El 26 de noviembre de 2009 la prensa catalana publicó un editorial conjunto en el que bajo el título de La dignidad de Catalunya pretendía llamar la atención de las consecuencias que tendría para Catalunya, para España y para las relaciones entre Catalunya y España un fallo del Tribunal Constitucional que descabezara el Estatut votado en referéndum por la ciudadanía de Catalunya en junio de 2006. Era un editorial ponderado, acorde con aquel momento político, sin duda crucial, en parte parecido al actual, aunque también, después de todo lo que ha llovido, con una tensión ambiental muy diferente. También premonitorio: todo lo que allí se decía ha ido sucediendo paso a paso.
La reacción de Madrid, del Madrid político y mediático, fue tan agresiva, desmedida y miope con los promotores del editorial que sucedió lo peor que le podía pasar al conjunto de la política española y que no es la primera vez que le sucede: los árboles no dejaron ver el bosque. Los políticos, fundamentalmente el PP, que habían puesto en marcha los recursos de inconstitucionalidad al Estatut aprobado por los catalanes, fueron incapaces de detener la maquinaria judicial que habían activado. El PSOE tampoco hizo nada, aunque entonces estaba en el Gobierno y Zapatero había alardeado años antes de que aprobaría el Estatut que llegara de Catalunya. Y los miembros del TC, cuyos integrantes los dos partidos habían nombrado, les hicieron el trabajo sucio.
La política tenía que impedir, en los meses siguientes, el desatino que ella misma había puesto en marcha y fue incapaz de hacerlo. Fue la primera vez desde el inicio de la transición que el poder del Estado español mostró su rostro y se quitó sin ambages la careta: la España autonómica entraba oficialmente en regresión y se iniciaba una lenta pero imparable recentralización a través de leyes marco en muchas materias, incluidas educación y cultura. O sea, la inmersión lingüística y el catalán. Más allá de que ahora sería imposible repetir aquel editorial por la línea actual de varias de sus cabeceras, lo cierto es que la gravedad de aquel momento, se mire por donde se mire, era incluso inferior a la actual.
El juicio que se inciará este lunes contra el entonces president de la Generalitat Artur Mas por haber colocado el 9 de noviembre de 2014 las urnas en un proceso participativo y no vinculante, que incluso el Gobierno español pretendió ridiculizar, en las fechas previas, tildándolo de butifarrada, es un desatino. Y lo que es peor: es una venganza política. Es usar la máxima expresión de fuerza frente al débil, imponer a la fiscalía decisiones que no quería tomar y dar apariencia de que los que se sentarán en el banquillo de los acusados no son otra cosa que unos delincuentes que han incumplido la ley. Todo ello, por una incapacidad evidente a la hora de dar una respuesta política y democrática al mayor desafío territorial que ha tenido España.

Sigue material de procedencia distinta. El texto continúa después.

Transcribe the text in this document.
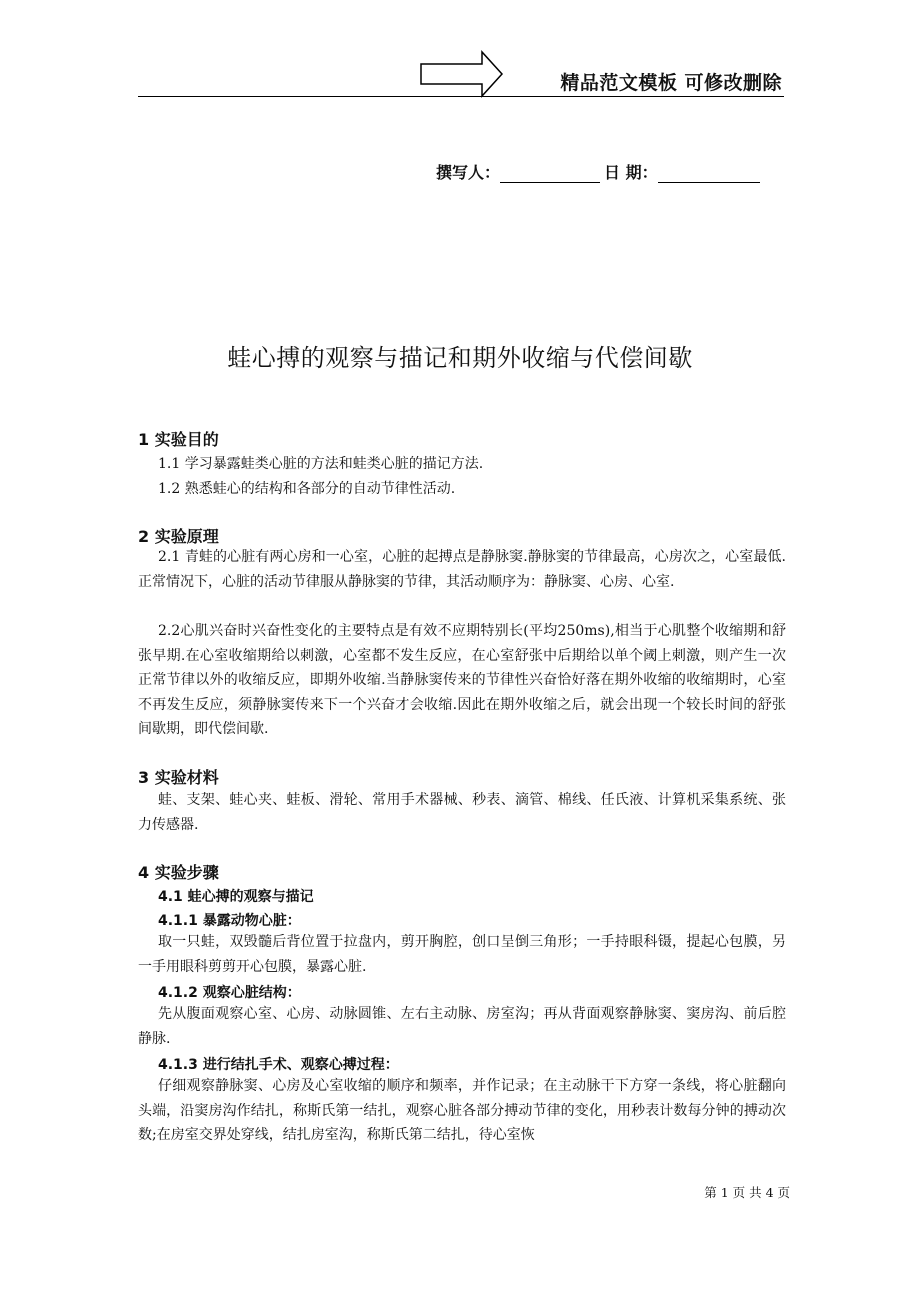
精品范文模板 可修改删除
撰写人：	日 期：
蛙心搏的观察与描记和期外收缩与代偿间歇
1 实验目的
1.1 学习暴露蛙类心脏的方法和蛙类心脏的描记方法.
1.2 熟悉蛙心的结构和各部分的自动节律性活动.
2 实验原理
2.1 青蛙的心脏有两心房和一心室，心脏的起搏点是静脉窦.静脉窦的节律最高，心房次之，心室最低.正常情况下，心脏的活动节律服从静脉窦的节律，其活动顺序为：静脉窦、心房、心室.
2.2心肌兴奋时兴奋性变化的主要特点是有效不应期特别长(平均250ms),相当于心肌整个收缩期和舒张早期.在心室收缩期给以刺激，心室都不发生反应，在心室舒张中后期给以单个阈上刺激，则产生一次正常节律以外的收缩反应，即期外收缩.当静脉窦传来的节律性兴奋恰好落在期外收缩的收缩期时，心室不再发生反应，须静脉窦传来下一个兴奋才会收缩.因此在期外收缩之后，就会出现一个较长时间的舒张间歇期，即代偿间歇.
3 实验材料
蛙、支架、蛙心夹、蛙板、滑轮、常用手术器械、秒表、滴管、棉线、任氏液、计算机采集系统、张力传感器.
4 实验步骤
4.1 蛙心搏的观察与描记
4.1.1 暴露动物心脏：
取一只蛙，双毁髓后背位置于拉盘内，剪开胸腔，创口呈倒三角形；一手持眼科镊，提起心包膜，另一手用眼科剪剪开心包膜，暴露心脏.
4.1.2 观察心脏结构：
先从腹面观察心室、心房、动脉圆锥、左右主动脉、房室沟；再从背面观察静脉窦、窦房沟、前后腔静脉.
4.1.3 进行结扎手术、观察心搏过程：
仔细观察静脉窦、心房及心室收缩的顺序和频率，并作记录；在主动脉干下方穿一条线，将心脏翻向头端，沿窦房沟作结扎，称斯氏第一结扎，观察心脏各部分搏动节律的变化，用秒表计数每分钟的搏动次数;在房室交界处穿线，结扎房室沟，称斯氏第二结扎，待心室恢
第 1 页 共 4 页
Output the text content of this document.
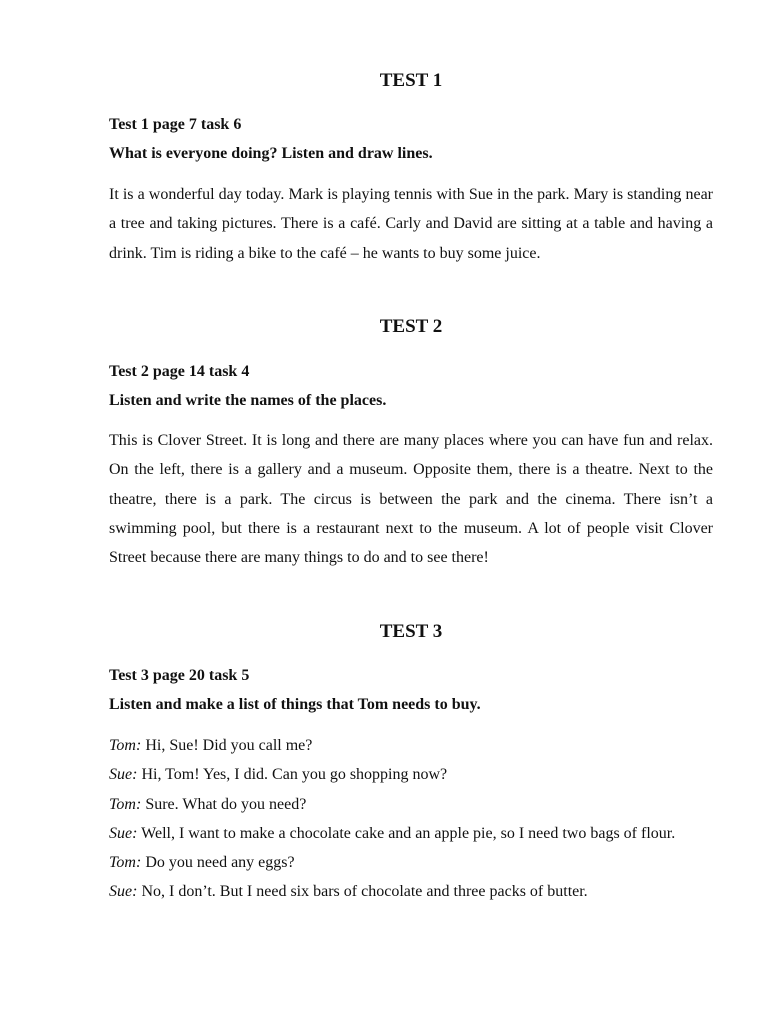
TEST 1

Test 1 page 7 task 6

What is everyone doing? Listen and draw lines.

It is a wonderful day today. Mark is playing tennis with Sue in the park. Mary is standing near a tree and taking pictures. There is a café. Carly and David are sitting at a table and having a drink. Tim is riding a bike to the café – he wants to buy some juice.

TEST 2

Test 2 page 14 task 4

Listen and write the names of the places.

This is Clover Street. It is long and there are many places where you can have fun and relax. On the left, there is a gallery and a museum. Opposite them, there is a theatre. Next to the theatre, there is a park. The circus is between the park and the cinema. There isn’t a swimming pool, but there is a restaurant next to the museum. A lot of people visit Clover Street because there are many things to do and to see there!

TEST 3

Test 3 page 20 task 5

Listen and make a list of things that Tom needs to buy.

Tom: Hi, Sue! Did you call me?

Sue: Hi, Tom! Yes, I did. Can you go shopping now?

Tom: Sure. What do you need?

Sue: Well, I want to make a chocolate cake and an apple pie, so I need two bags of flour.

Tom: Do you need any eggs?

Sue: No, I don’t. But I need six bars of chocolate and three packs of butter.
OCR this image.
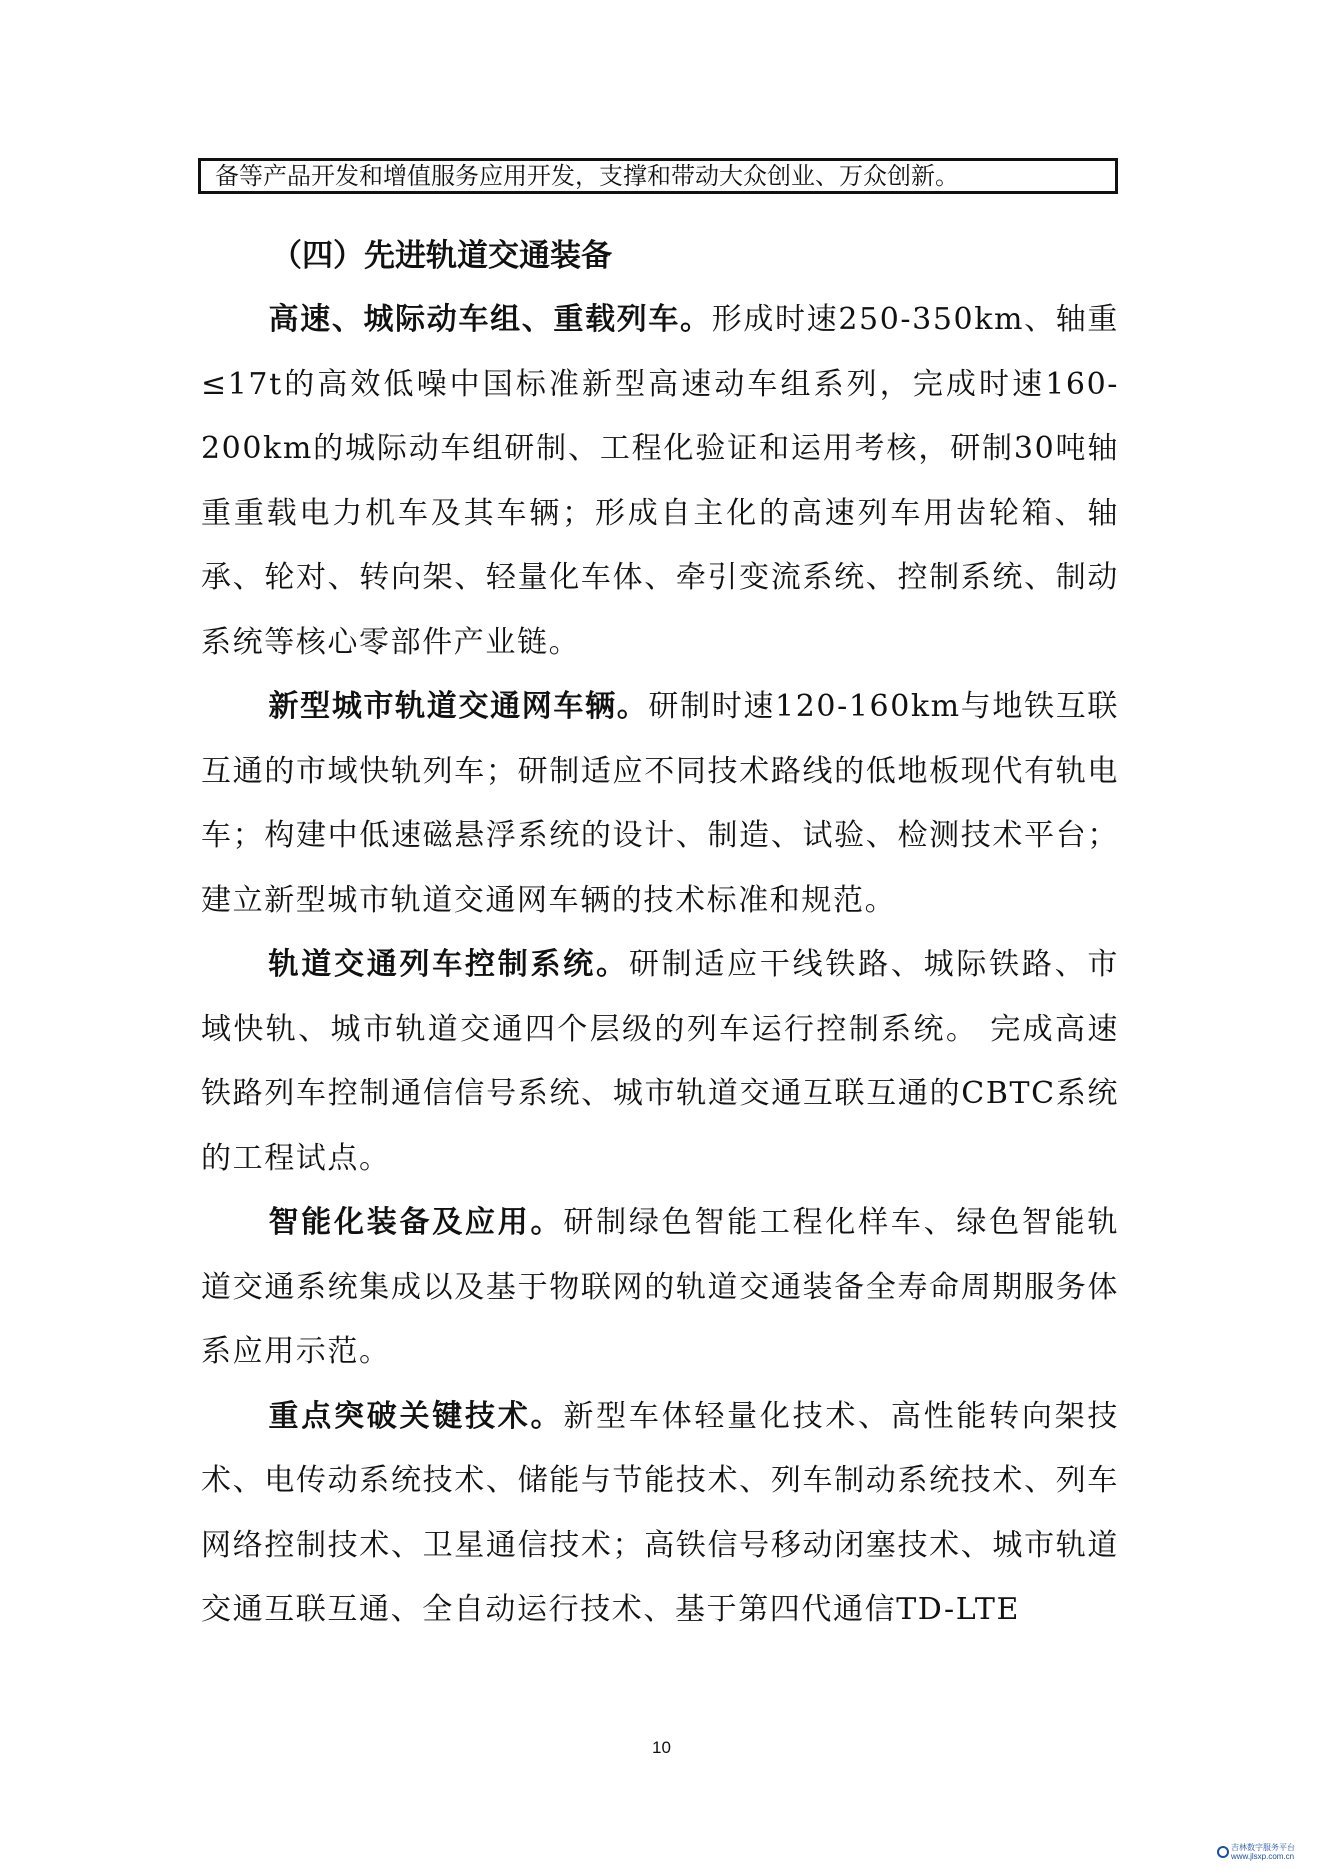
备等产品开发和增值服务应用开发，支撑和带动大众创业、万众创新。

（四）先进轨道交通装备

高速、城际动车组、重载列车。形成时速250-350km、轴重≤17t的高效低噪中国标准新型高速动车组系列，完成时速160-200km的城际动车组研制、工程化验证和运用考核，研制30吨轴重重载电力机车及其车辆；形成自主化的高速列车用齿轮箱、轴承、轮对、转向架、轻量化车体、牵引变流系统、控制系统、制动系统等核心零部件产业链。

新型城市轨道交通网车辆。研制时速120-160km与地铁互联互通的市域快轨列车；研制适应不同技术路线的低地板现代有轨电车；构建中低速磁悬浮系统的设计、制造、试验、检测技术平台；建立新型城市轨道交通网车辆的技术标准和规范。

轨道交通列车控制系统。研制适应干线铁路、城际铁路、市域快轨、城市轨道交通四个层级的列车运行控制系统。 完成高速铁路列车控制通信信号系统、城市轨道交通互联互通的CBTC系统的工程试点。

智能化装备及应用。研制绿色智能工程化样车、绿色智能轨道交通系统集成以及基于物联网的轨道交通装备全寿命周期服务体系应用示范。

重点突破关键技术。新型车体轻量化技术、高性能转向架技术、电传动系统技术、储能与节能技术、列车制动系统技术、列车网络控制技术、卫星通信技术；高铁信号移动闭塞技术、城市轨道交通互联互通、全自动运行技术、基于第四代通信TD-LTE

10
吉林数字服务平台
www.jlsxp.com.cn
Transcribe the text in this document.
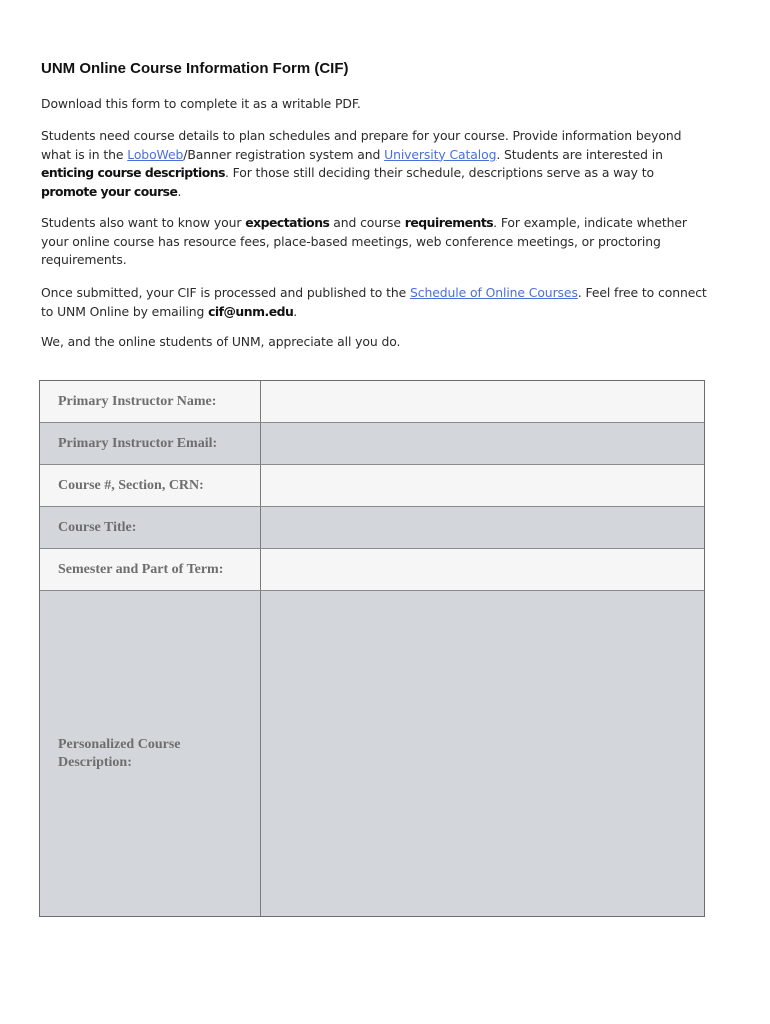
UNM Online Course Information Form (CIF)
Download this form to complete it as a writable PDF.
Students need course details to plan schedules and prepare for your course. Provide information beyond what is in the LoboWeb/Banner registration system and University Catalog. Students are interested in enticing course descriptions. For those still deciding their schedule, descriptions serve as a way to promote your course.
Students also want to know your expectations and course requirements. For example, indicate whether your online course has resource fees, place-based meetings, web conference meetings, or proctoring requirements.
Once submitted, your CIF is processed and published to the Schedule of Online Courses. Feel free to connect to UNM Online by emailing cif@unm.edu.
We, and the online students of UNM, appreciate all you do.
Primary Instructor Name:
Primary Instructor Email:
Course #, Section, CRN:
Course Title:
Semester and Part of Term:
Personalized Course Description:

Pero los mismos que malinterpretaron aquel editorial de 2009 son los que ahora equivocan el diagnóstico de la respuesta catalana. Será, como siempre, democrática y en defensa de sus instituciones. Así ha actuado siempre el catalanismo, en parte, porque esas son sus mejores bazas. Claro que habrá una multitud acompañando a Mas, Ortega y Rigau. Y que la presencia del Govern en pleno acompañando a pie a los tres acusados en el trayecto que va desde el Palau de la Generalitat hasta la sede del TSJC, en el passeig de Lluís Comanys, es un hecho de una trascendencia política sin parangón. También una expresión de querer vivir en libertad y decidir su propio futuro. Una cuestión de dignidad. La dignidad de Catalunya.